Création du Grand Conseil

La loi instituant les Grands Conseils fut discutée en première lecture à l'Assemblée nationale française le 30 juillet 19475(*). Dans l'exposé des motifs, le Ministre de la France d'Outre-mer, Marius Moutet, souligna en particulier deux principes importants : les délégués au Grand Conseil seraient élus parmi les membres des Assemblées territoriales et la représentation des Territoires serait paritaire. Il s'en expliqua ainsi :

«Le Grand Conseil est le syndicat des intérêts communs ; il importe qu'il y ait un lien étroit entre les Assemblées territoriales qui gèrent les intérêts particuliers de chaque Territoire et l'Assemblée de groupe qui gère les intérêts communs aux Territoires.

Ce lien ne peut être établi que si chaque Assemblée territoriale envoie siéger au Grand Conseil un certain nombre de ses propres membres : ceux-ci ont la connaissance des intérêts particuliers du Territoire et sont à même d'apprécier comment les intérêts généraux du groupe se concilient avec les intérêts territoriaux».

Cette option donnait au Grand Conseil son caractère d'organe de liaison et de coordination entre les Assemblées locales plutôt que de représentation d'une collectivité (l'AOF) ayant une individualité propre.

En son sein, la représentation devait être paritaire pour que les Territoires pauvres puissent se faire entendre au même titre que les riches. L'application de ce principe a donné à l'Assemblée de groupe son véritable caractère fédéral, basé sur l'égalité des participants.
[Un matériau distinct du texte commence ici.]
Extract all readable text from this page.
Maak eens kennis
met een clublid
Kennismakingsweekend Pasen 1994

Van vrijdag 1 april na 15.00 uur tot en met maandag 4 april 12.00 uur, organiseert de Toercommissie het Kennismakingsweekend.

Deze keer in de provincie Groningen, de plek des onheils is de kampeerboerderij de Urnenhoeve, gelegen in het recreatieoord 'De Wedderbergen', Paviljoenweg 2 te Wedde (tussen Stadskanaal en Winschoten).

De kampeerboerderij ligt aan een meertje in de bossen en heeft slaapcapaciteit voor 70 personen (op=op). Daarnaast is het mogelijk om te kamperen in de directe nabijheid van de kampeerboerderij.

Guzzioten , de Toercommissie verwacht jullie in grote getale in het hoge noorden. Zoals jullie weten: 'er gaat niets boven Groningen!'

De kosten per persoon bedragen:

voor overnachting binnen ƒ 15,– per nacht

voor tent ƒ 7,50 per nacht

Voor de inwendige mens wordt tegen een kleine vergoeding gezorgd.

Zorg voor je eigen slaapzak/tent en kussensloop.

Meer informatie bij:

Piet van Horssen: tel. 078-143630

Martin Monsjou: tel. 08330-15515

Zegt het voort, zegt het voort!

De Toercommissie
Après son adoption par l'Assemblée nationale, la loi vint le 11 août 1947 devant le Conseil de la République. Le rapporteur, Ousmane Socé Diop (Sénégal), proposa que le Grand Conseil soit habilité à statuer sur le mode d'assiette de tous les impôts perçus au profit des budgets locaux, mais que les Conseils généraux conservent la faculté d'en fixer le taux. Cette proposition fut adoptée.

Cette décentralisation fut jugée insuffisante par le sénateur Gaston Lagarosse (Côte-d'Ivoire) qui souhaitait réduire le plus possible les attributions conférées aux organismes dépendant du Gouvernement général. Son collègue Étienne Djaument alla plus loin : « Pour nous, les Gouvernements généraux sont les tombeaux de nos territoires.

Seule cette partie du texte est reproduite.